Sara's mother, Beverly Granda, has applied for Medi-Cal, which would most likely cover up to 16 hours per day of home care. But even if that were enough to meet the need, few home health-care operators accept Medi-Cal patients because the reimbursement rate for 24-hour care -- at $532 per day -- is too low.
"You just can't make any money at it," said Richard Helms, administrator at Customcare of Sacramento, which specializes in ventilator-dependent patients.
Hospital officials have tried to urge Sara to consent to moving to a skilled nursing facility, but they acknowledge that none exists in the Sacramento area that are appropriate for her.

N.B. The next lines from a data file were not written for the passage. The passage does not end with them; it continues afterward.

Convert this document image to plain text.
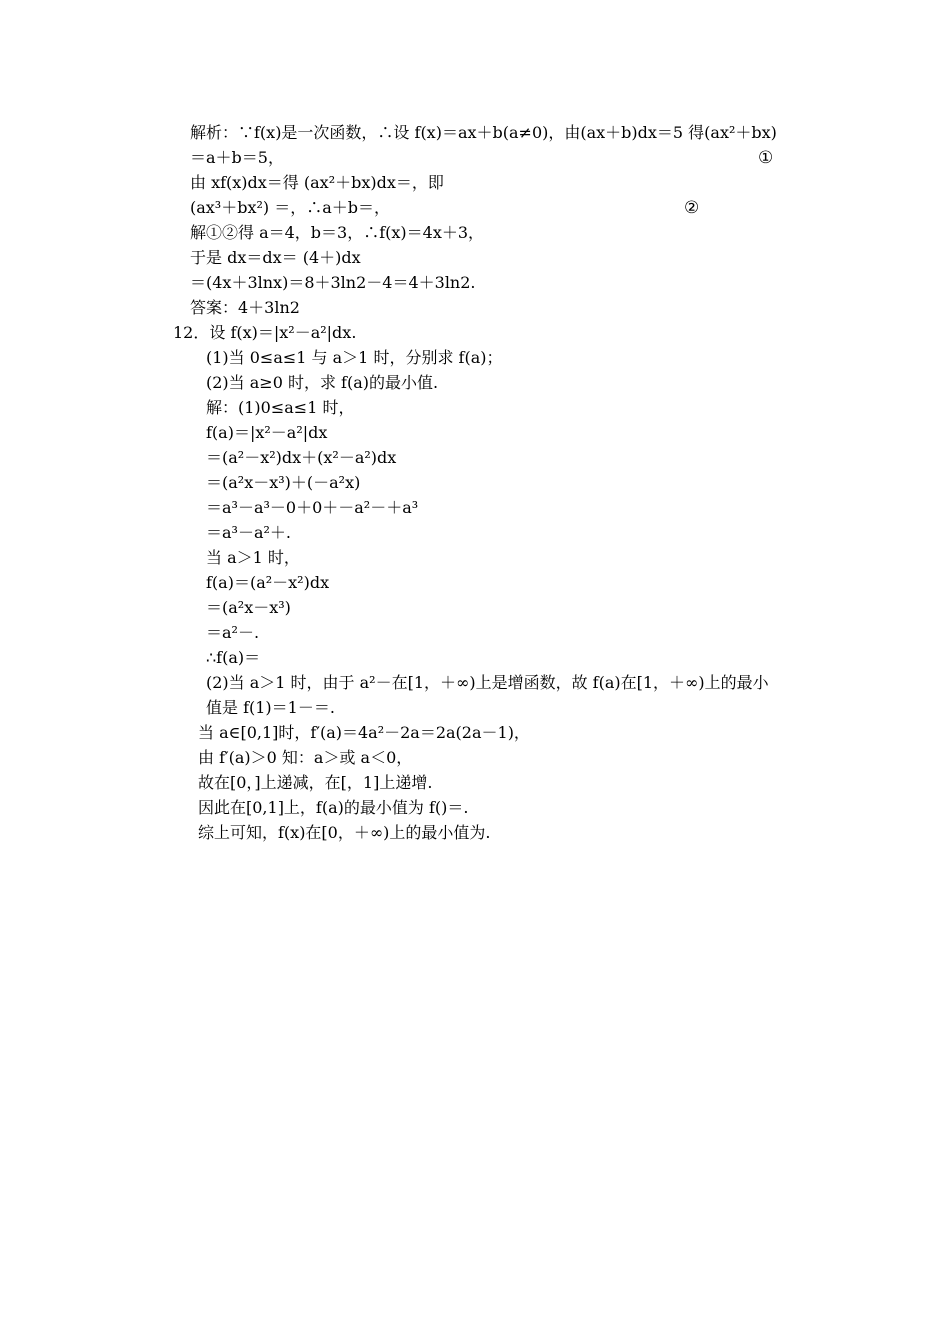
解析：∵f(x)是一次函数，∴设 f(x)＝ax＋b(a≠0)，由(ax＋b)dx＝5 得(ax²＋bx)
＝a＋b＝5，	①
由 xf(x)dx＝得 (ax²＋bx)dx＝，即
(ax³＋bx²) ＝，∴a＋b＝，	②
解①②得 a＝4，b＝3，∴f(x)＝4x＋3，
于是 dx＝dx＝ (4＋)dx
＝(4x＋3lnx)＝8＋3ln2－4＝4＋3ln2.
答案：4＋3ln2
12．设 f(x)＝|x²－a²|dx.
(1)当 0≤a≤1 与 a＞1 时，分别求 f(a)；
(2)当 a≥0 时，求 f(a)的最小值.
解：(1)0≤a≤1 时，
f(a)＝|x²－a²|dx
＝(a²－x²)dx＋(x²－a²)dx
＝(a²x－x³)＋(－a²x)
＝a³－a³－0＋0＋－a²－＋a³
＝a³－a²＋.
当 a＞1 时，
f(a)＝(a²－x²)dx
＝(a²x－x³)
＝a²－.
∴f(a)＝
(2)当 a＞1 时，由于 a²－在[1，＋∞)上是增函数，故 f(a)在[1，＋∞)上的最小
值是 f(1)＝1－＝.
当 a∈[0,1]时，f′(a)＝4a²－2a＝2a(2a－1)，
由 f′(a)＞0 知：a＞或 a＜0，
故在[0，]上递减，在[，1]上递增.
因此在[0,1]上，f(a)的最小值为 f()＝.
综上可知，f(x)在[0，＋∞)上的最小值为.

And they know she fears being put in an institution more than anything else.
So, she remains in the intensive care unit at Sutter Memorial because it's the only place in the hospital where nurses trained to take care of patients on ventilators and respiratory therapists are available around the clock.

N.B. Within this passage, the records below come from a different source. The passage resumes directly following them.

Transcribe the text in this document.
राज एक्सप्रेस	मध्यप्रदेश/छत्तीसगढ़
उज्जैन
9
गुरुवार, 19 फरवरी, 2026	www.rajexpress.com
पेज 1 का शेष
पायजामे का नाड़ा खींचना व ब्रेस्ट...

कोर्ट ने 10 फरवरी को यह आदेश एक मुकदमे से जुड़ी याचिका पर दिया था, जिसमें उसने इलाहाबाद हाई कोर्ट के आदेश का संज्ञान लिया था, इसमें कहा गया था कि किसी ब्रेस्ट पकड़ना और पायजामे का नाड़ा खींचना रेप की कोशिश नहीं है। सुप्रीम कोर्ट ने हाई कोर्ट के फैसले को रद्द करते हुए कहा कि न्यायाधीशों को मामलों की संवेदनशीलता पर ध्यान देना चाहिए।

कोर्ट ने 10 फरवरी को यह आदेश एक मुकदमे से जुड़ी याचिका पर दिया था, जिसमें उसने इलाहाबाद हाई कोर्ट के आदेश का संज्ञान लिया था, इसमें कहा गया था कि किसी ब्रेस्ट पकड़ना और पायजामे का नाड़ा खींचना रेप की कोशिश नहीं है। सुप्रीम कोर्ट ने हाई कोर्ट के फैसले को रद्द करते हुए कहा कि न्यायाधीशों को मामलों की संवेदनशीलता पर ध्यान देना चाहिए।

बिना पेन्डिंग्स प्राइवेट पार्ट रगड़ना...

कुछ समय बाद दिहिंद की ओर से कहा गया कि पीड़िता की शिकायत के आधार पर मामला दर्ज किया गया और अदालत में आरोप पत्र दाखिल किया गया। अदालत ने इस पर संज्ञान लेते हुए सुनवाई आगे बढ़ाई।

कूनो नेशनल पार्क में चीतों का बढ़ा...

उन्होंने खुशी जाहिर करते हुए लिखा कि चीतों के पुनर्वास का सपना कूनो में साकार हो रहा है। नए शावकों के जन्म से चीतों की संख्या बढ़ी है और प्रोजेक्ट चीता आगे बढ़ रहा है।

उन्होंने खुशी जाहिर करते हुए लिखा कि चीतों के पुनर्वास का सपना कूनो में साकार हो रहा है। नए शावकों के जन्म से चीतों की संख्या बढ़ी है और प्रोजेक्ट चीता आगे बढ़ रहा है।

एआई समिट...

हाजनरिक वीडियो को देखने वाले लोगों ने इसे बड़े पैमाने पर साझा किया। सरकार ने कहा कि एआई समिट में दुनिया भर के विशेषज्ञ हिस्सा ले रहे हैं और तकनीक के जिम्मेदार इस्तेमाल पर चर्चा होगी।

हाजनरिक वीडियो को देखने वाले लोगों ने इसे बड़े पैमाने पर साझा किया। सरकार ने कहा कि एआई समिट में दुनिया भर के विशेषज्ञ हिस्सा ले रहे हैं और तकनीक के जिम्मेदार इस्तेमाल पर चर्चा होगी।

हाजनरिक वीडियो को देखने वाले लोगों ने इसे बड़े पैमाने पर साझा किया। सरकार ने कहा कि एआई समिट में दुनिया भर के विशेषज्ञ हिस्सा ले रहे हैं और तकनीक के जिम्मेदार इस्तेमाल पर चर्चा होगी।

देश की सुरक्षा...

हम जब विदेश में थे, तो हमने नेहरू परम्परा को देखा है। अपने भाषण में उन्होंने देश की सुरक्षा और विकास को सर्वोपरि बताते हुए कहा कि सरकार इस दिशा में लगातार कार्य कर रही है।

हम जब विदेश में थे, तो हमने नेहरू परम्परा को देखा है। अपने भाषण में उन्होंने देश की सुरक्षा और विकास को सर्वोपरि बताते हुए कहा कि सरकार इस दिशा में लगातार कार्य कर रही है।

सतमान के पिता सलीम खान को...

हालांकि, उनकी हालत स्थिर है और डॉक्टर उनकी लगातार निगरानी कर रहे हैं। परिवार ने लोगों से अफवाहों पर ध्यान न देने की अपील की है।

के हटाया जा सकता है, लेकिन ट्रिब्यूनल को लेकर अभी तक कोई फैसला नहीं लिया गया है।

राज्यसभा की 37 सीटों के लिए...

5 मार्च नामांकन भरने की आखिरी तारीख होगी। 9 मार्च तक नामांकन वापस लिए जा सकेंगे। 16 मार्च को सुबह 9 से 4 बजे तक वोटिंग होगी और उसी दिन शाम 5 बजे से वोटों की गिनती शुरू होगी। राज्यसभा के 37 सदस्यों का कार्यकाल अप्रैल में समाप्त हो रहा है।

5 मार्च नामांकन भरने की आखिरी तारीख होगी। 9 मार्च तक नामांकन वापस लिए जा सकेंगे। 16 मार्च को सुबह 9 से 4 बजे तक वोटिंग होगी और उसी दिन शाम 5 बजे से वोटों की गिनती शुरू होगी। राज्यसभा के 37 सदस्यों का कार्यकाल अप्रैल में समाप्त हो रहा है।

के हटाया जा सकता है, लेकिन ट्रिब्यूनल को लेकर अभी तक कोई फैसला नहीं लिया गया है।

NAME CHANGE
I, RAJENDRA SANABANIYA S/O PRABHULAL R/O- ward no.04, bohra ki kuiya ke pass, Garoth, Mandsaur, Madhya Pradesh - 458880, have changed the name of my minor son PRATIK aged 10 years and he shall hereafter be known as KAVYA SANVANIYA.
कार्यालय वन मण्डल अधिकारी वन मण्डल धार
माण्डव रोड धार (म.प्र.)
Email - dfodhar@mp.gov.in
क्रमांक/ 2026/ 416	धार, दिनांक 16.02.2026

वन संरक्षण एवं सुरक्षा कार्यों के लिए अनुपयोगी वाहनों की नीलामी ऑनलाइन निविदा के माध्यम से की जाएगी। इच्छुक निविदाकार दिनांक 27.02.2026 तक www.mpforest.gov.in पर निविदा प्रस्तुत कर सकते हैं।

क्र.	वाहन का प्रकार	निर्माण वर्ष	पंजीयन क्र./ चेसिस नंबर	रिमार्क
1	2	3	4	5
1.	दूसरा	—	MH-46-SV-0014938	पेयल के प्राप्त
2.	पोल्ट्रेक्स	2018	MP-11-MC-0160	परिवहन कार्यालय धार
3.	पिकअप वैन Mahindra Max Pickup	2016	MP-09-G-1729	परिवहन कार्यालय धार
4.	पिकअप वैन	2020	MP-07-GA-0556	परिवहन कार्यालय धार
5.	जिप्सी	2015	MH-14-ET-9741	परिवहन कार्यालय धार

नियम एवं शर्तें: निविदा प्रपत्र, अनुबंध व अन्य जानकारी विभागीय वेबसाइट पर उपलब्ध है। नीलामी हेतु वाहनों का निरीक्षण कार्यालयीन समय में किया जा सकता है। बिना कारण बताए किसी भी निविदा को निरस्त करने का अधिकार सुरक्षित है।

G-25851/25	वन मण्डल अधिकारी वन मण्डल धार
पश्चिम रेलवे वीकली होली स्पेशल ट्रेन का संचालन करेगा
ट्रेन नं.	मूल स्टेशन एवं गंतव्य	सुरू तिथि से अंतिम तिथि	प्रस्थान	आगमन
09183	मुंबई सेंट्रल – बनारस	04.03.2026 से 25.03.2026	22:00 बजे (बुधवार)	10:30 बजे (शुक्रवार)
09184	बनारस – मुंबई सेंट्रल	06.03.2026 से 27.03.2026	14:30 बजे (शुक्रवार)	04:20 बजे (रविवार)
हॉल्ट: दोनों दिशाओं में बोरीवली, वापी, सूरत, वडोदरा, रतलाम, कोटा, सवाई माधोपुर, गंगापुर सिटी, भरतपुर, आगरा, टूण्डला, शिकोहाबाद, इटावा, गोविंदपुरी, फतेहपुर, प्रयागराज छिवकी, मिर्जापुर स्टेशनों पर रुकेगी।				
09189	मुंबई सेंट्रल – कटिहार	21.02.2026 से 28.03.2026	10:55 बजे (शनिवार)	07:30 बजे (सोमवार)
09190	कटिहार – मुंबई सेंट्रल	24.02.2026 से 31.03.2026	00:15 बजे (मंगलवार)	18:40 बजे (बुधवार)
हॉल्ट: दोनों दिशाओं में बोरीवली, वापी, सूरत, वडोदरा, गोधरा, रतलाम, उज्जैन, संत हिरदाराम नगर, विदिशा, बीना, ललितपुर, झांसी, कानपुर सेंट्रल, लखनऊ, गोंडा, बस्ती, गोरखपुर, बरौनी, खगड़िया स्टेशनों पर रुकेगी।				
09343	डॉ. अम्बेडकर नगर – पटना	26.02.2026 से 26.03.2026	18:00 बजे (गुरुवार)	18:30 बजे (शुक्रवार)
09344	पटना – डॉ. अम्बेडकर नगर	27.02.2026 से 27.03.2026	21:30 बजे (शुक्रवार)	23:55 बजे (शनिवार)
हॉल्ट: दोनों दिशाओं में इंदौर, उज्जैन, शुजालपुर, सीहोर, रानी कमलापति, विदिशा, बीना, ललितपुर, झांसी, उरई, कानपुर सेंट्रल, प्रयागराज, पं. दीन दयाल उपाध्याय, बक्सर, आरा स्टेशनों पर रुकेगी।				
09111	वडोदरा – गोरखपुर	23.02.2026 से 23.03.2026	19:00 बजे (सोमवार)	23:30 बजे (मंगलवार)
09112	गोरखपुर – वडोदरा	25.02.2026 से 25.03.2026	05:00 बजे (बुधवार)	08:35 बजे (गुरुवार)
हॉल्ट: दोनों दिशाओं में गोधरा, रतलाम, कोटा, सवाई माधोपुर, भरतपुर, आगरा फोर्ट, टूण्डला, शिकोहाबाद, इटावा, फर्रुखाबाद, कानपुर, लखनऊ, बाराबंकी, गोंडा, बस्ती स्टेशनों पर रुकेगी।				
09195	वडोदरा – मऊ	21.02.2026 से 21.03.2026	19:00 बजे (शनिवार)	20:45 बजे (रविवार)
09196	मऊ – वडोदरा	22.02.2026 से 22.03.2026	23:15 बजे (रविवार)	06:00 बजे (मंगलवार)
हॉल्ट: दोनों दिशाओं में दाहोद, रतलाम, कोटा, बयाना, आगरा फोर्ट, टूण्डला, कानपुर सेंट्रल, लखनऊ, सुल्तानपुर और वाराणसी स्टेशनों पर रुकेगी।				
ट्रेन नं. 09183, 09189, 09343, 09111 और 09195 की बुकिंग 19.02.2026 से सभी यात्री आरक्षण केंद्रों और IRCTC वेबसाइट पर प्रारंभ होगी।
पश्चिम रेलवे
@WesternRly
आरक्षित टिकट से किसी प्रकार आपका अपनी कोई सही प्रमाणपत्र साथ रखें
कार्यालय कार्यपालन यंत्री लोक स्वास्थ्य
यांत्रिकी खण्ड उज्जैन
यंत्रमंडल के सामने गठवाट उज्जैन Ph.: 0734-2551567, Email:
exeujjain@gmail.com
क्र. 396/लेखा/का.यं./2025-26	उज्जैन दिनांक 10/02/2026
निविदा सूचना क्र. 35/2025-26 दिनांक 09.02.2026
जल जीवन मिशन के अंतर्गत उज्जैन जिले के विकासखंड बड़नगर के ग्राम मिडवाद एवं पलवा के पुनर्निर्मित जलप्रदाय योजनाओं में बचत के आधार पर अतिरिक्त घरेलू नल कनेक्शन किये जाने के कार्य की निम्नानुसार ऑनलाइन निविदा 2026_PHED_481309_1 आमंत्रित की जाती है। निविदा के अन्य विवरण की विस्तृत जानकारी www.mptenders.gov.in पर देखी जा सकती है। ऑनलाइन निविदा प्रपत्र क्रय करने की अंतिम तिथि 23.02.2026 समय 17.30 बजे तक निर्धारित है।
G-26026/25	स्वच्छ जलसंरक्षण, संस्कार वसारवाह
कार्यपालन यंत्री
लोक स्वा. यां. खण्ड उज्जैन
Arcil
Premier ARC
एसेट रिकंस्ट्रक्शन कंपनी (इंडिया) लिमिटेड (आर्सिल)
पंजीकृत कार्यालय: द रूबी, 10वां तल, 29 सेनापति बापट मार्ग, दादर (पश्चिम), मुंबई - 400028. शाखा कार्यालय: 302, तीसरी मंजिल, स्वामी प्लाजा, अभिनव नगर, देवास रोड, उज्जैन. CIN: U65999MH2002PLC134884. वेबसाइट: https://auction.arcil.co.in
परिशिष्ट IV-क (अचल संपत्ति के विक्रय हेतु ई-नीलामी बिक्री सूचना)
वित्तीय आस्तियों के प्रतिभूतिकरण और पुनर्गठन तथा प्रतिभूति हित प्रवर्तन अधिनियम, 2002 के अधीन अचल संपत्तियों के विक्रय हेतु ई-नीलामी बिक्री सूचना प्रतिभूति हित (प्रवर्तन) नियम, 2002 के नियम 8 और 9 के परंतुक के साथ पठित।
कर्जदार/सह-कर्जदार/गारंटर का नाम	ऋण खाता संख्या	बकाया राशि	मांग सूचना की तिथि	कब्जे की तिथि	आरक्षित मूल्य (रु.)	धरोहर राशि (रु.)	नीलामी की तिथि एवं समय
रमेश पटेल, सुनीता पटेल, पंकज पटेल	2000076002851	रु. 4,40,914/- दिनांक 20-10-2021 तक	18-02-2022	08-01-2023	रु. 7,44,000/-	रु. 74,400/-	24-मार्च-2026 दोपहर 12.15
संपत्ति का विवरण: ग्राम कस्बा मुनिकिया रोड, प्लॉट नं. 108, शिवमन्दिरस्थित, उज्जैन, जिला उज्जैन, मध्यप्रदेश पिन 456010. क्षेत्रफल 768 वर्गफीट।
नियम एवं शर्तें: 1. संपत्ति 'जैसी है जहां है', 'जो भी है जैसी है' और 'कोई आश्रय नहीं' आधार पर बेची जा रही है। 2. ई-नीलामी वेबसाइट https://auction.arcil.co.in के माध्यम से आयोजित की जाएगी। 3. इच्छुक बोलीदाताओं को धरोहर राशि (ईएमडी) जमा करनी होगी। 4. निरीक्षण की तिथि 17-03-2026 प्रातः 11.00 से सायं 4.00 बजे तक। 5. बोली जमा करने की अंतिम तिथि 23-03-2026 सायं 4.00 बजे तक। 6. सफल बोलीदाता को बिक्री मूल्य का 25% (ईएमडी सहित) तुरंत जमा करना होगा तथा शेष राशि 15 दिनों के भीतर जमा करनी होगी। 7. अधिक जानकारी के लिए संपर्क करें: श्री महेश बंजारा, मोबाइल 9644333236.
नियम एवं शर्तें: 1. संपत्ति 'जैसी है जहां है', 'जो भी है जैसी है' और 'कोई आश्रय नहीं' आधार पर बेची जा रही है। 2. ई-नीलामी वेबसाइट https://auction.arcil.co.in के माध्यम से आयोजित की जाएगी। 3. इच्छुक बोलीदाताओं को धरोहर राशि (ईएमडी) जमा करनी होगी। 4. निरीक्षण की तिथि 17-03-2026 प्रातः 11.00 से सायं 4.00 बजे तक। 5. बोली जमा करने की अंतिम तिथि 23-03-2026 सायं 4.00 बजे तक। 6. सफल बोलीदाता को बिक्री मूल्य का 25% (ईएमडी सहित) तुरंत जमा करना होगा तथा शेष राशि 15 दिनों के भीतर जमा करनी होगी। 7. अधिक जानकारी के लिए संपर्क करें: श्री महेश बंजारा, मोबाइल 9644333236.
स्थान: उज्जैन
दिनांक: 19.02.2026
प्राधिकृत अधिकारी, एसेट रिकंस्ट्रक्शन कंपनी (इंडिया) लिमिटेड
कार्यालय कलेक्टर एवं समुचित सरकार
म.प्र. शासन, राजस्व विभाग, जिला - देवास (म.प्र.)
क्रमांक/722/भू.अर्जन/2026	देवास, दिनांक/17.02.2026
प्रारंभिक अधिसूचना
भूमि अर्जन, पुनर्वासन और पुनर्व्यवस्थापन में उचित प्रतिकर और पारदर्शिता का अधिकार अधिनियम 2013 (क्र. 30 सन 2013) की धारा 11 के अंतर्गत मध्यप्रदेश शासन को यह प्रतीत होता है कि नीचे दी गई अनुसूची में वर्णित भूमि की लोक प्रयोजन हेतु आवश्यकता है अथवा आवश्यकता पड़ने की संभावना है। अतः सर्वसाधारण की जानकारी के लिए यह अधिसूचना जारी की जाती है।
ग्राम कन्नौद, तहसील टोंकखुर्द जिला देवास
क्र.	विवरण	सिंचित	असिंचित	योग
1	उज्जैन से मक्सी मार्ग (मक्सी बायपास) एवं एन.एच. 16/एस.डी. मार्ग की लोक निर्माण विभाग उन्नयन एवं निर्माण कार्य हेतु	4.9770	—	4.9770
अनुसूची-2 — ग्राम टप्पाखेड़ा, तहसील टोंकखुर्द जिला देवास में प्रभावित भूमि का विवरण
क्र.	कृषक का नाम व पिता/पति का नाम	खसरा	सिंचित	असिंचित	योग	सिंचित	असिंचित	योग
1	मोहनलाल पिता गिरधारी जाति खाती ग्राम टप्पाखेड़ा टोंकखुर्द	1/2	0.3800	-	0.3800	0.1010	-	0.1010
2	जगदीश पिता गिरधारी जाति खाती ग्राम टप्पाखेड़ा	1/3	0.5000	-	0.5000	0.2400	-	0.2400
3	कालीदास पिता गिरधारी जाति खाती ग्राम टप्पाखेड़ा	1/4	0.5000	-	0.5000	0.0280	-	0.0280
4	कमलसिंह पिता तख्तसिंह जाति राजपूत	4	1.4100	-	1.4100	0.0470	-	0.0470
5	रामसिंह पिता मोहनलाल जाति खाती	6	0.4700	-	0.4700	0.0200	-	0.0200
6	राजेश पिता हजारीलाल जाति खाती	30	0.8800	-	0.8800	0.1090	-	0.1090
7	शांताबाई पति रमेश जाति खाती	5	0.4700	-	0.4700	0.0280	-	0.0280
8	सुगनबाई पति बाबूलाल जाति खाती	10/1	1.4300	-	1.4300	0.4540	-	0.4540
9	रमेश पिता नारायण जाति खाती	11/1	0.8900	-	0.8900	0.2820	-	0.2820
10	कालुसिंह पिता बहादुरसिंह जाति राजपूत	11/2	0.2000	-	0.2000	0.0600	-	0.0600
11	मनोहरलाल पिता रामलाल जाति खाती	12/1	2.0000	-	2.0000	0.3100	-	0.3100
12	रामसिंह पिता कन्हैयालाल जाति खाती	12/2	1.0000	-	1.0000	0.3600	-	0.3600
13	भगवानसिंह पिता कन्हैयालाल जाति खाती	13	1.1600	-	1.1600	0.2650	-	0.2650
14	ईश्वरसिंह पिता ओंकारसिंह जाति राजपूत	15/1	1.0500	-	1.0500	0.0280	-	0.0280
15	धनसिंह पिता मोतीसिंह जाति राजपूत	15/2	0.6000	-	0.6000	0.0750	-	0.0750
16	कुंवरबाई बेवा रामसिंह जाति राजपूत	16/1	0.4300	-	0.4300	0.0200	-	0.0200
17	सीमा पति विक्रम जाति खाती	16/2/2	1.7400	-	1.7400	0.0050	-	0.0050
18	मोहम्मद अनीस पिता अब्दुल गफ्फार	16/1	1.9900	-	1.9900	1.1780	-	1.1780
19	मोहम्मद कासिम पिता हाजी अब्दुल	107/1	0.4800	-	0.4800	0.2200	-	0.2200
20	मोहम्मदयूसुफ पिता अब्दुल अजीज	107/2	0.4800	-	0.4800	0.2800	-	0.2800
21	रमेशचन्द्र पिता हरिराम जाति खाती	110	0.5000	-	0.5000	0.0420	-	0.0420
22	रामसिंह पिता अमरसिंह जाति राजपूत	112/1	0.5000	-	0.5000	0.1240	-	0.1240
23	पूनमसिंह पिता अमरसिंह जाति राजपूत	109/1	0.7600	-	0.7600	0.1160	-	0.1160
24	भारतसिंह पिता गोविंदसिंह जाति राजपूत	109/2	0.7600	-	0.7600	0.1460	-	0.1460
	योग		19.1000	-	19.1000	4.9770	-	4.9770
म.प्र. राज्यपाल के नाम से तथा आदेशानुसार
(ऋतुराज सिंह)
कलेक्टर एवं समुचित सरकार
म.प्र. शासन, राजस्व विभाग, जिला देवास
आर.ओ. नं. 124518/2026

"I have told the family I can't turn Sutter into a rehab facility," said assistant administrator Mark Rieger. "But I do think we have gone out of our way to accommodate many of the things they need."
The hospital has paid many of the bills Beverly Granda has been unable to pay since quitting her nursing job to care for her daughter. Craftsmen for Christ, a charitable group, has begun readying the Granda home for Sara's return. And members of St. James Catholic Church in Davis have sent meals to the Granda home and have made a quilt that will be raffled off for her care. They have also set up a trust fund to help cover the cost of moving her home.
Sara still clings to her dream of going to college with the help of a nurse and looks forward to attending weddings and baby showers for her friends.
In the meantime, she has asked her nurse to take the clock off the wall in her room. "Otherwise all I'd do is watch the clock," she said.